If life is so sacred, then do something to help the living, like providing affordable health care
When Alabama Gov. Kay Ivey signed a bill that gives her state the dubious honor of having the most stringent abortion legislation in the country, she invoked God in an attempt to argue in favor of her position that the state has the right to tell women what they can do with their bodies.
“Today, I signed into law the Alabama Human Life Protection Act, a bill that was approved by overwhelming majorities in both chambers of the Legislature,” Ivey said in a statement released by her office. “To the bill’s many supporters, this legislation stands as a powerful testament to Alabamians’ deeply held belief that every life is precious and that every life is a sacred gift from God.”
If we accept Ivey’s premise that every life is sacred, then that must include not just unborn lives but those of the 58 very real, very living people who died when fired upon while they were at a country music concert in Las Vegas on Oct. 1, 2017.
That also makes the lives of the people, mostly children, who died in the shootings at Sandy Hook Elementary School in Newtown, Connecticut, on Dec. 14, 2012, sacred, as well.
So, too, are the lives of the estimated 45,000 people per year whose deaths are a result of a lack of health insurance.
“The uninsured have a higher risk of death when compared to the privately insured, even after taking into account socioeconomics, health behaviors, and baseline health,” said lead author Dr. Andrew Wilper, who currently teaches at the University of Washington School of Medicine, about the study published by the American Journal of Public Health. “We doctors have many new ways to prevent deaths from hypertension, diabetes, and heart disease — but only if patients can get into our offices and afford their medications.”
According to a 2017 study by The Commonwealth Fund, the U.S. spends far more and gets worse outcomes than other major economic powers.
Gov. Ivey, and legislators like her around the country who are seeking to overturn Roe v. Wade, isn’t championing Medicare for all, or universal health care, to help the residents of her state live better and healthier lives.
The United Kingdom ranked first overall as well as first in effective care, safe care, coordinated care, patient-centered care and efficiency. It was third in timeliness of care and achieved all that at a dramatically lesser cost per capita than the United States.
According to U.S. News’ public health rankings, Alabama ranks 47 of 50 overall. In the six categories used to compile the rankings — mental healh, low infant mortality rate, low mortality rate, low obesity rate, low smoking rate and low suicide rate — Alabama ranks 47th, 50th, 47th, 46th, 41st and 27th in them, respectively.
If Ivey and the legislators in Alabama cared all that much about the sanctity of the lives of their citizenry, they’d be working overtime to improve those horrendous statistics.
Ivey is also not looking to ban assault weapons or modify even in any minor way gun laws that may have to slow, though not eliminate, these mass shootings.
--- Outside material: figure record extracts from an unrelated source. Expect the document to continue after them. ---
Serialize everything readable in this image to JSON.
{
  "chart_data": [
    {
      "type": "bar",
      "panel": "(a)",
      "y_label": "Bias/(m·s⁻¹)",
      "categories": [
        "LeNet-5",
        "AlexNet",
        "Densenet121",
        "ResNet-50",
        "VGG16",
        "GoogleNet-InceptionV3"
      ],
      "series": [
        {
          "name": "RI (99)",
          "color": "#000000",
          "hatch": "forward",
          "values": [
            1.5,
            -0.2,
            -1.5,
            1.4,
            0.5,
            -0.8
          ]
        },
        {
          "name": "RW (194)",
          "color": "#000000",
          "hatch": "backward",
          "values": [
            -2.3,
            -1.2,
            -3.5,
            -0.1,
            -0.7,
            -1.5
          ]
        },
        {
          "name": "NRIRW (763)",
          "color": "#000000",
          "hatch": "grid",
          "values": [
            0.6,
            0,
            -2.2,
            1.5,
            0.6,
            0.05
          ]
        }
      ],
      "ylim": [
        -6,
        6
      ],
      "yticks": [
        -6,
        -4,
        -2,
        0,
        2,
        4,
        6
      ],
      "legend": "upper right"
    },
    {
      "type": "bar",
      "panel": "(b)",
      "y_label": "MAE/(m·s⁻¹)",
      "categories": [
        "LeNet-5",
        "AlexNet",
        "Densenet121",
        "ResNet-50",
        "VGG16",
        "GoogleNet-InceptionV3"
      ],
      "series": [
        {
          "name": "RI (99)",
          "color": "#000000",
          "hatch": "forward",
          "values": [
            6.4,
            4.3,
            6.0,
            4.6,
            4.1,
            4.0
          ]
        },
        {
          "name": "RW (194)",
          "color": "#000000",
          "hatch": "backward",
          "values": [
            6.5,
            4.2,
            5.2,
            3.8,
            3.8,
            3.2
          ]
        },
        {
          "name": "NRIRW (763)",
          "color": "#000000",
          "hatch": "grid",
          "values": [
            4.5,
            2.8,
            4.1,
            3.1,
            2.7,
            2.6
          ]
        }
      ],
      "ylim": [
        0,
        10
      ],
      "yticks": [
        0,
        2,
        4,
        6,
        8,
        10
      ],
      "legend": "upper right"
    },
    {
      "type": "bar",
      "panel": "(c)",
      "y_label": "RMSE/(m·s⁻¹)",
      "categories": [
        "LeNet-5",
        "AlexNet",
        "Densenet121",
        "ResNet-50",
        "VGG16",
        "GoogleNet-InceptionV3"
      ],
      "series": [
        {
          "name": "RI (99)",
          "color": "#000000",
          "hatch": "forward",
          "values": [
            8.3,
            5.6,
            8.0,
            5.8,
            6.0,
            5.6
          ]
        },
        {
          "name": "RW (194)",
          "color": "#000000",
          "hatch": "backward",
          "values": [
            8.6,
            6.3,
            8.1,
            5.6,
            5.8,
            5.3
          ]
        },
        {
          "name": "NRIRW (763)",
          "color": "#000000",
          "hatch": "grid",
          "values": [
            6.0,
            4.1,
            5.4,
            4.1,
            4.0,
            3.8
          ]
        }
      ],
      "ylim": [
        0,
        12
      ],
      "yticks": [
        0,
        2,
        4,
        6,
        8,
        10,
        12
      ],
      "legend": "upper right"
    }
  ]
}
She does, however, want to tell women in her state what they can do with their own bodies. And if a 13-year-old girl is raped and becomes pregnant as a result of the rape, she won’t be able to get an abortion in Alabama, because a doctor who performed it would get a longer prison sentence than the man who raped her.
Of course, the majority of politicians are in the pockets of lobbyists for special interests groups, notably the gun lobby, pharmaceutical companies and health insurance companies.
Ted Cruz, the Texas senator who is hated by the vast majority of his Republican colleagues, put out a Tweet on Thursday in which he sanctimoniously said he hopes to restore a culture in this country “where every human life is respected and protected as a precious gift from God.”
Now, of course, that’s just bluster on Cruz’s part. If you want to protect life as a precious gift from God, you would want to make sure citizens were able to have access to affordable, quality health care. You certainly wouldn’t want someone to die because they couldn’t afford to pay for, say, their cancer treatments.
But in terms of access to health care, Texas falls badly short. According to U.S. News, Texas ranks 47th of 50, and would be way worse were it not for a first in child dental visits. Texas is 50th, or THE MOST EXPENSIVE STATE, in terms of health care affordability. It is also 50th, or last, in health care enrollment. And it is 41st in adult wellness visits.
The good senator could do a lot better for his state by working to improve those numbers and making quality, inexpensive health care more accessible to all Texans than the self-serving tweets he’s posting.
It’s time someone called these hypocrites on this. They’re working directly against their constituents’ best interests and doing the bidding of lobbyists, who funnel them money and keep them in office.
An astounding number of people vote against their own self interests, often without realizing they’re doing so.
Providing affordable, quality health care to all citizens and reducing the number of gun deaths will go a long way toward preserving the sanctity of life politicians such as Ivey and Cruz talk about.
They may lose the backing of lobbyists, though, and thus not win re-election. And that’s the real issue in all of this.